ネコ好きSENの洋画ファン

ワン5ニャン9と共棲。趣味は洋画と絵画。ライフワークは動物・野生動物の保護救済、金融投資。保護シェルターの設立をめざす

不思議な子2

2016-09-09 23:51:22 | 小説はいかがでしょう★

 

 

割れた窓ガラスの向こうで黄ばんだカーテンが半分ほど開いている。

すっと、影が動いた。

カーテンの向こうだ。

 

ぼくの身体じゅうの細胞がきゅっと縮んだ。

数秒間、呼吸をすることを忘れた。

まさか、と思う。

影が再び動き、ぼくはもう少しで悲鳴をあげるところだった。

 

 

女だ。

女の子。

 

眠そうな顔であくびをし、割れているガラスをものともせず窓を左右に開いた。

長い髪が朝日に透けて、白い肌が輝いている。

にっこりとほほ笑み、ほつれた前髪を耳の後ろにはさんで

おはよう、と言った。

たぶん。

 

 

ぼくはすっとんで逃げた。

心臓が口から飛び出しそうだった。

まったく、足を止めることなく教室に駆け込んで、机に片手をついて大きく呼吸を繰り返した。

胸が苦しい。

 

何事かとぼくを見ている仲間の顔に

ようやく我を取りもどした。

 

「どうしたってのよ」

浩二が心配そうに訊いてくる。

 

大声で叫びたかったが、他の学生にきかせたくなかったからぐっと息をのみ込んだ。

なんとか心臓を落ち着かせて浩二の耳元に顔を寄せる。

 

 

「み、見た、見た」とささやく。

まだ息が切れている。

 

顔を近づけられたのが嫌だったのか、浩二は眉根を寄せて

「なにを」

とささやき返した。

 

だから見たんだよ、あれ、あれ、と荒い息を吐きながら再び顔を近づけると、

浩二は思いのほか身を引いた。

 

きみの息でぼくのシャツがよごれるだろう、と言わんばかりだ。

たしかに浩二のきているシャツ、こんな真っ白いシャツの襟を見たことがない。

だけど今は文句を言っているひまじゃない。

 

 

「見たんだ。あの家、誰かいた」

「あの家?」

「廃屋だよ。屋敷、朽ち果てたあの洋館」

「ええっ、なにを見たって?」

 

ぼくはごくりと息をのみこんだ。

「女の子だった、まちがいない」

 

口をあけ、浩二は目を大きくさせた。

「あんなところに女の子がいたって言うのか、ありえないだろ」

「本当だよ。女の子だった。それも」

「それも―――なんだよ?」

 

「すっごいかわいい」

 

 

ピューと誰かが口笛を吹いた。

武雄だ。

 

「おいおい、ねぼけたんじゃないのか。それとも朝からユーレイでも見たのかよ」

「違う、ユーレイなんかじゃない」

 

武雄が席を立ってそばに来た。

 

「本当に女だったか?」

「なんだよ」

「すげえかわいいって?」

 

ぼくはうなずいた。

 

「寝起きだったけど、こう、髪が広がって、すごくきれいで、でもなんであんなところにいたんだろう。
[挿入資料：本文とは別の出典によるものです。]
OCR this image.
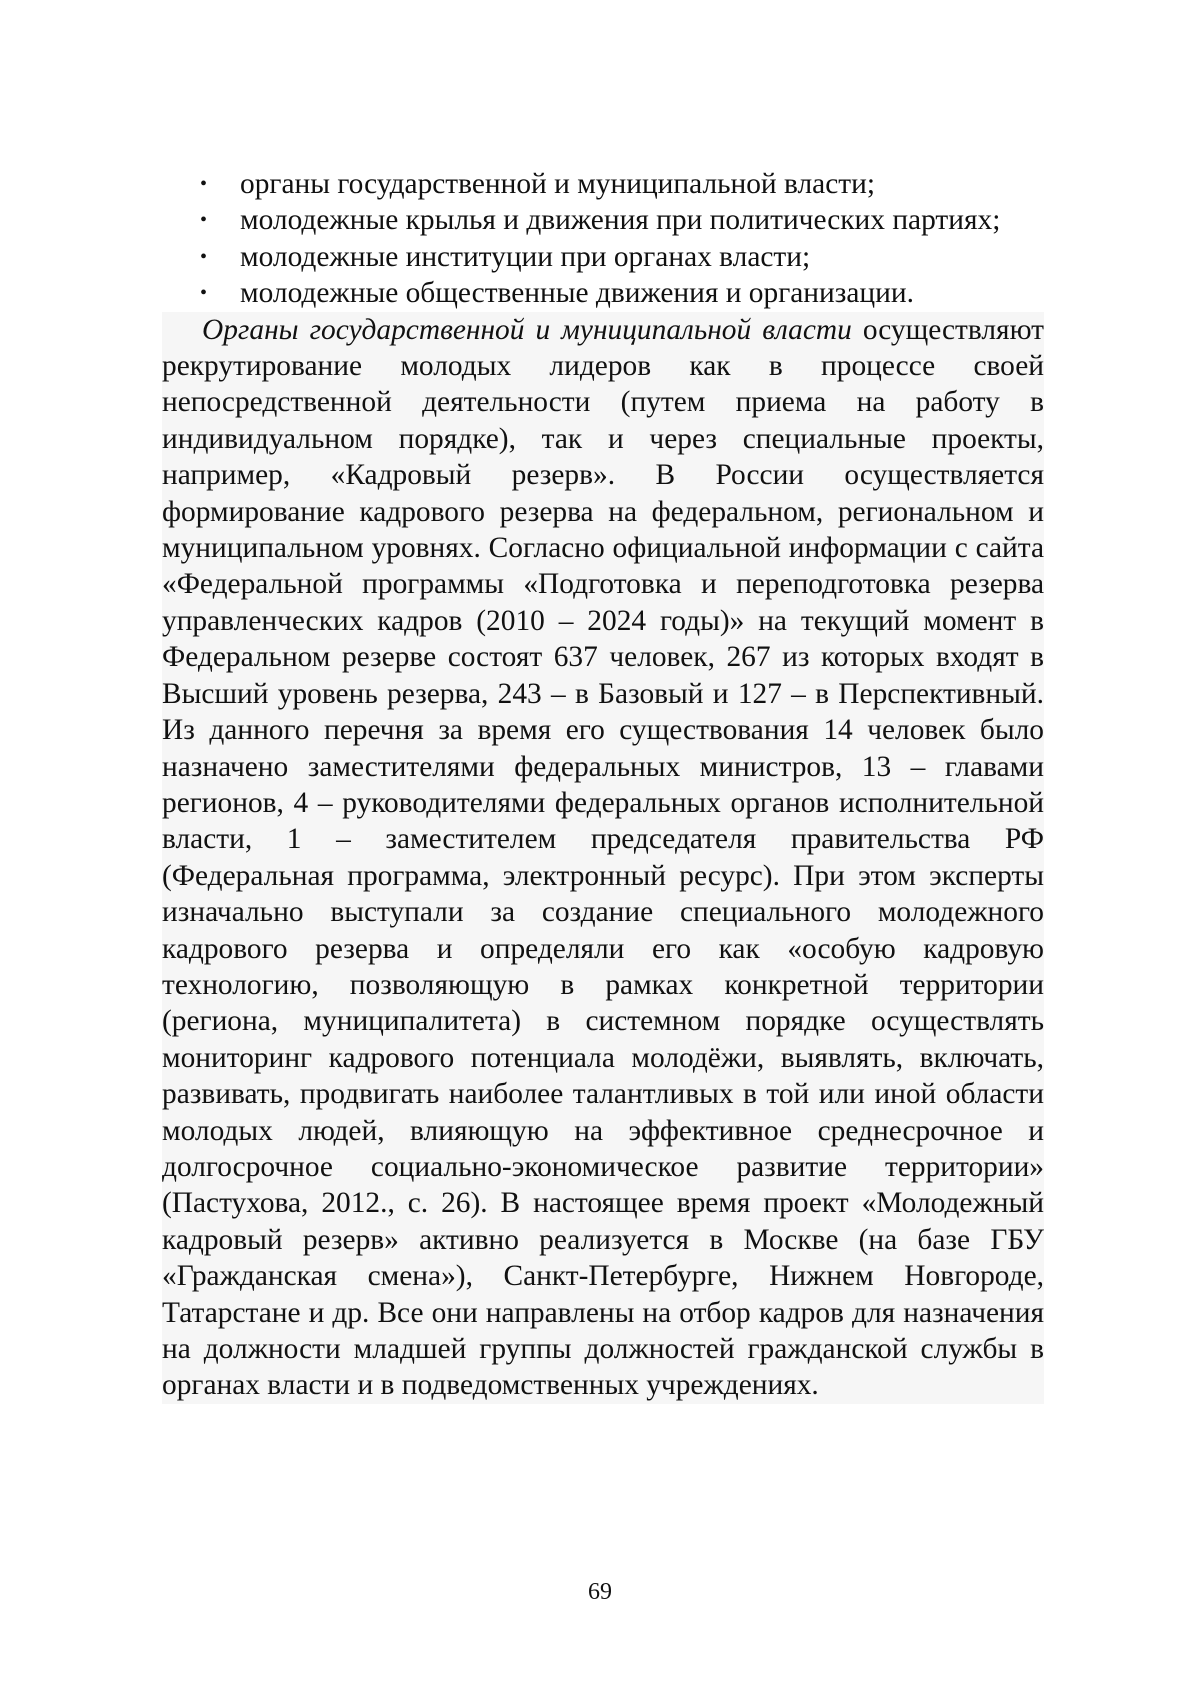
• органы государственной и муниципальной власти;
• молодежные крылья и движения при политических партиях;
• молодежные институции при органах власти;
• молодежные общественные движения и организации.

Органы государственной и муниципальной власти осуществляют рекрутирование молодых лидеров как в процессе своей непосредственной деятельности (путем приема на работу в индивидуальном порядке), так и через специальные проекты, например, «Кадровый резерв». В России осуществляется формирование кадрового резерва на федеральном, региональном и муниципальном уровнях. Согласно официальной информации с сайта «Федеральной программы «Подготовка и переподготовка резерва управленческих кадров (2010 – 2024 годы)» на текущий момент в Федеральном резерве состоят 637 человек, 267 из которых входят в Высший уровень резерва, 243 – в Базовый и 127 – в Перспективный. Из данного перечня за время его существования 14 человек было назначено заместителями федеральных министров, 13 – главами регионов, 4 – руководителями федеральных органов исполнительной власти, 1 – заместителем председателя правительства РФ (Федеральная программа, электронный ресурс). При этом эксперты изначально выступали за создание специального молодежного кадрового резерва и определяли его как «особую кадровую технологию, позволяющую в рамках конкретной территории (региона, муниципалитета) в системном порядке осуществлять мониторинг кадрового потенциала молодёжи, выявлять, включать, развивать, продвигать наиболее талантливых в той или иной области молодых людей, влияющую на эффективное среднесрочное и долгосрочное социально-экономическое развитие территории» (Пастухова, 2012., с. 26). В настоящее время проект «Молодежный кадровый резерв» активно реализуется в Москве (на базе ГБУ «Гражданская смена»), Санкт-Петербурге, Нижнем Новгороде, Татарстане и др. Все они направлены на отбор кадров для назначения на должности младшей группы должностей гражданской службы в органах власти и в подведомственных учреждениях.

69
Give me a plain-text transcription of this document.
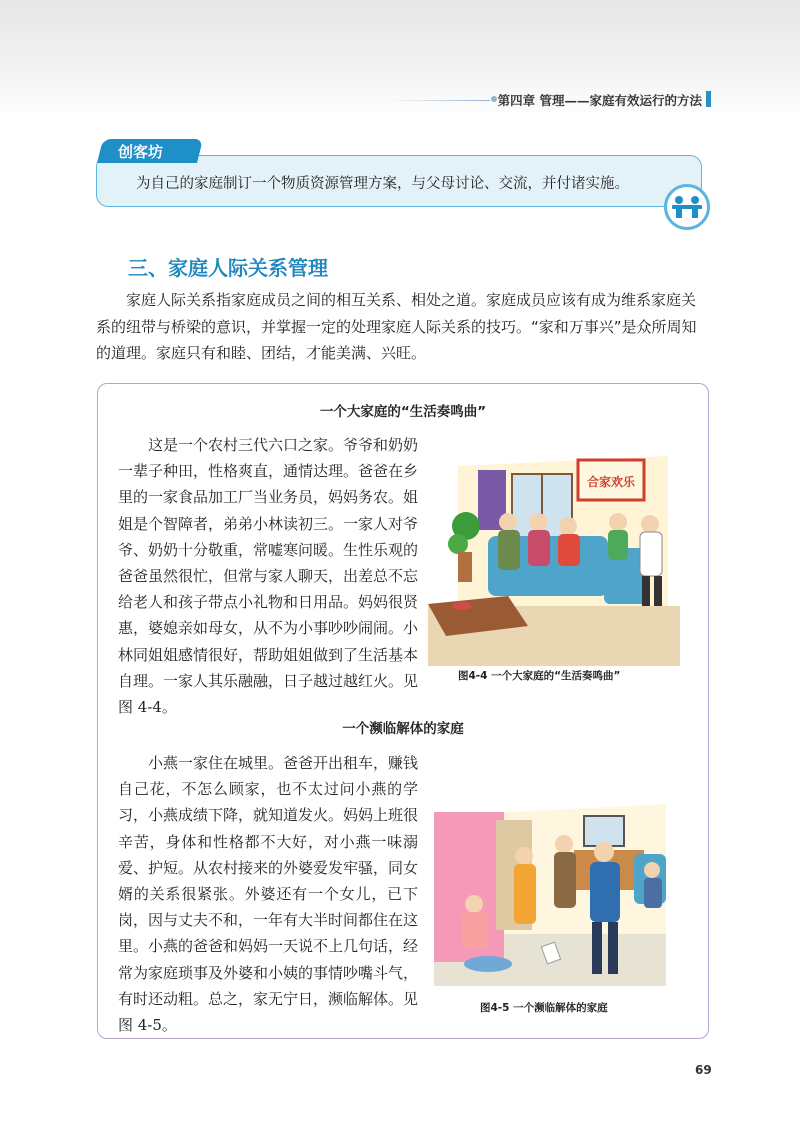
第四章 管理——家庭有效运行的方法
创客坊
为自己的家庭制订一个物质资源管理方案，与父母讨论、交流，并付诸实施。
三、家庭人际关系管理

家庭人际关系指家庭成员之间的相互关系、相处之道。家庭成员应该有成为维系家庭关系的纽带与桥梁的意识，并掌握一定的处理家庭人际关系的技巧。“家和万事兴”是众所周知的道理。家庭只有和睦、团结，才能美满、兴旺。

一个大家庭的“生活奏鸣曲”

这是一个农村三代六口之家。爷爷和奶奶一辈子种田，性格爽直，通情达理。爸爸在乡里的一家食品加工厂当业务员，妈妈务农。姐姐是个智障者，弟弟小林读初三。一家人对爷爷、奶奶十分敬重，常嘘寒问暖。生性乐观的爸爸虽然很忙，但常与家人聊天，出差总不忘给老人和孩子带点小礼物和日用品。妈妈很贤惠，婆媳亲如母女，从不为小事吵吵闹闹。小林同姐姐感情很好，帮助姐姐做到了生活基本自理。一家人其乐融融，日子越过越红火。见图 4-4。

合家欢乐
图4-4 一个大家庭的“生活奏鸣曲”
一个濒临解体的家庭

小燕一家住在城里。爸爸开出租车，赚钱自己花，不怎么顾家，也不太过问小燕的学习，小燕成绩下降，就知道发火。妈妈上班很辛苦，身体和性格都不大好，对小燕一味溺爱、护短。从农村接来的外婆爱发牢骚，同女婿的关系很紧张。外婆还有一个女儿，已下岗，因与丈夫不和，一年有大半时间都住在这里。小燕的爸爸和妈妈一天说不上几句话，经常为家庭琐事及外婆和小姨的事情吵嘴斗气，有时还动粗。总之，家无宁日，濒临解体。见图 4-5。

图4-5 一个濒临解体的家庭
69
なんでかわからない。なんであんなところにいたんだろう」

「まあ、落ち着けって」

 

 

「やっぱりユーレイかな」

「ばか」

「じゃあなに」

「家出娘かなにかだろう。あの屋敷がもう少しまともだった頃に

浮浪者が住み着いたことがある」

 

「勇気あるな、その浮浪者」と、浩二が肩をすくめた。

「よその町から来たのだろう。すぐに追い出されたけどな」

 

 

武雄はセクシーなことを考えているみたいだ。

ぼくにはとてもそんな気になれない。